No entanto, por existirem situações no plano dos fatos, em que lastimavelmente mulheres realizam inseminação caseira, mesmo com todos os riscos de autoinseminação, cabe a propositura de ação judicial para que seja provada a relação socioafetiva, antes da criança alcançar os 12 anos, perante um juiz de Direito e com a oitiva do Ministério Público.

Quando duas mães promovem uma ação judicial para que o Juiz autorize o registro de uma criança com menos do que 12 anos, é feita uma análise por meio de provas de que há a relação socioafetiva, ou seja, fica demonstrado no processo que a criança tem efetivamente duas mães. Além das provas ou dos documentos que o CNJ exige para o registro de uma criança com mais de 12 anos por duas mães, também é, via de regra, realizada perícia por psicólogo e por assistente social, assim como as partes são ouvidas pelo juiz de Direito, sendo usual também a prova testemunhal da relação socioafetiva.

Assim, embora esteja sendo divulgado que o Superior Tribunal de Justiça, em 15 de outubro deste ano, autoriza a inseminação caseira como um procedimento aceitável em nosso ordenamento jurídico, é preciso esclarecer que no REsp nº 2137415 / SP, 3ª Turma, de relatoria da ministra Nancy Andrighi, foi autorizado o registro de uma criança com menos do que 12 anos por mãe não biológica, oriunda de inseminação caseira porque houve demonstração da relação socioafetiva no processo judicial.
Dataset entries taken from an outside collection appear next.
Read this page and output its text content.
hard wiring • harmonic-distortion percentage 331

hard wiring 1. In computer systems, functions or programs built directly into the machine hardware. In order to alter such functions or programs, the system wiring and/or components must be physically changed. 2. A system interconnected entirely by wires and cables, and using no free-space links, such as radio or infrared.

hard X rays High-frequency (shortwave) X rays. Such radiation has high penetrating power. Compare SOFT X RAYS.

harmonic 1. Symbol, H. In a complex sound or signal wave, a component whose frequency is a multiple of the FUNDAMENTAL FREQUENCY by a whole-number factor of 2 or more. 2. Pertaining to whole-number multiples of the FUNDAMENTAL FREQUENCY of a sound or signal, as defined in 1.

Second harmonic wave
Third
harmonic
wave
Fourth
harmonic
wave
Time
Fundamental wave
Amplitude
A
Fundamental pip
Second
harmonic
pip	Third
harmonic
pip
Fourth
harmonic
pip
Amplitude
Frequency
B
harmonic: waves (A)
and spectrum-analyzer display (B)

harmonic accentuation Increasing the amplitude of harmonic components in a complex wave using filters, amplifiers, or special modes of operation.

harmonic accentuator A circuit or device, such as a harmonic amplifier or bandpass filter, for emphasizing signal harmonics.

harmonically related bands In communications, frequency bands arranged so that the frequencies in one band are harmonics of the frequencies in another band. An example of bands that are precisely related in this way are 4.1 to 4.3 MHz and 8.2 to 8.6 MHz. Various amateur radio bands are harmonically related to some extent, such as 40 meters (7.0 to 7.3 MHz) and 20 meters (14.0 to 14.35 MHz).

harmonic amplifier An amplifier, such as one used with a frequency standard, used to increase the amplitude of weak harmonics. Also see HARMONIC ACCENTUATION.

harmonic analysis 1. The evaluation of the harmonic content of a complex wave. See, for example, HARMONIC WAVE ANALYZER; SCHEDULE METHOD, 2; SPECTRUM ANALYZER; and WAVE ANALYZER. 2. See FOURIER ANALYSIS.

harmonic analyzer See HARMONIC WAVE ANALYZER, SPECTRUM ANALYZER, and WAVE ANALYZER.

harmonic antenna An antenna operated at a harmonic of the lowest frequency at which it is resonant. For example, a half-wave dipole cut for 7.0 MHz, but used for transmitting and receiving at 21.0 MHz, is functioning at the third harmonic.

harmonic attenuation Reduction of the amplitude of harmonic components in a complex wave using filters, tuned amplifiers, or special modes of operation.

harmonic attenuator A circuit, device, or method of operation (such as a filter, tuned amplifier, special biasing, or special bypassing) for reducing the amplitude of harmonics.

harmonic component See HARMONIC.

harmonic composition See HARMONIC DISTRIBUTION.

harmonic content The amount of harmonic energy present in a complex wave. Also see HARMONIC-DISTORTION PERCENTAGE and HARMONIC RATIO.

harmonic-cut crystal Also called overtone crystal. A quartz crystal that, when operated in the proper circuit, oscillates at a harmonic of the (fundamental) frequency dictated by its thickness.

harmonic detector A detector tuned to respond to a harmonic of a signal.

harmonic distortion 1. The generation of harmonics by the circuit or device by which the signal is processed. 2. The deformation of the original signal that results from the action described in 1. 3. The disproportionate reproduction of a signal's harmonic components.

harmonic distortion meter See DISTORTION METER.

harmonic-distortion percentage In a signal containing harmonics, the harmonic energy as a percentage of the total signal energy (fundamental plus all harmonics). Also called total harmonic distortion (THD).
A concepção da criança foi realizada durante a união estável, ou seja, durante a convivência pública e estável das duas mulheres, tendo sido verificado pelo Poder Judiciário o melhor interesse da criança no caso.

Assim, o STJ não vai na contramão do CNJ porque no processo judicial, que estava em julgamento no STJ, houve a verificação dos requisitos da maternidade socioafetiva da parceira da mãe biológica. A situação já estava consolidada, havia duas mães que exerciam a maternidade da criança.

Por fim, deve ser salientado que no Brasil devem ser tomadas medidas urgentes pelo Poder Legislativo para coibir a inseminação caseira, a exemplo do que foi feito em Portugal, há anos, pelo Decreto-Lei 319/1986, que estabelece que a inseminação artificial apenas poder ser realizada com sêmen recolhido, analisado e conservado por instituições públicas ou privadas, com todas as garantias técnicas de evitar aqueles riscos e que tenham capacidade administrativa para satisfazer as exigências éticas e legais requeridas e ainda para tornar viável o controle da legalidade da intervenção.

Separemos o joio do trigo e não sejamos iludidos por notícias que não adentram nos meandros de tema tão relevante para a saúde humana e a segurança jurídica!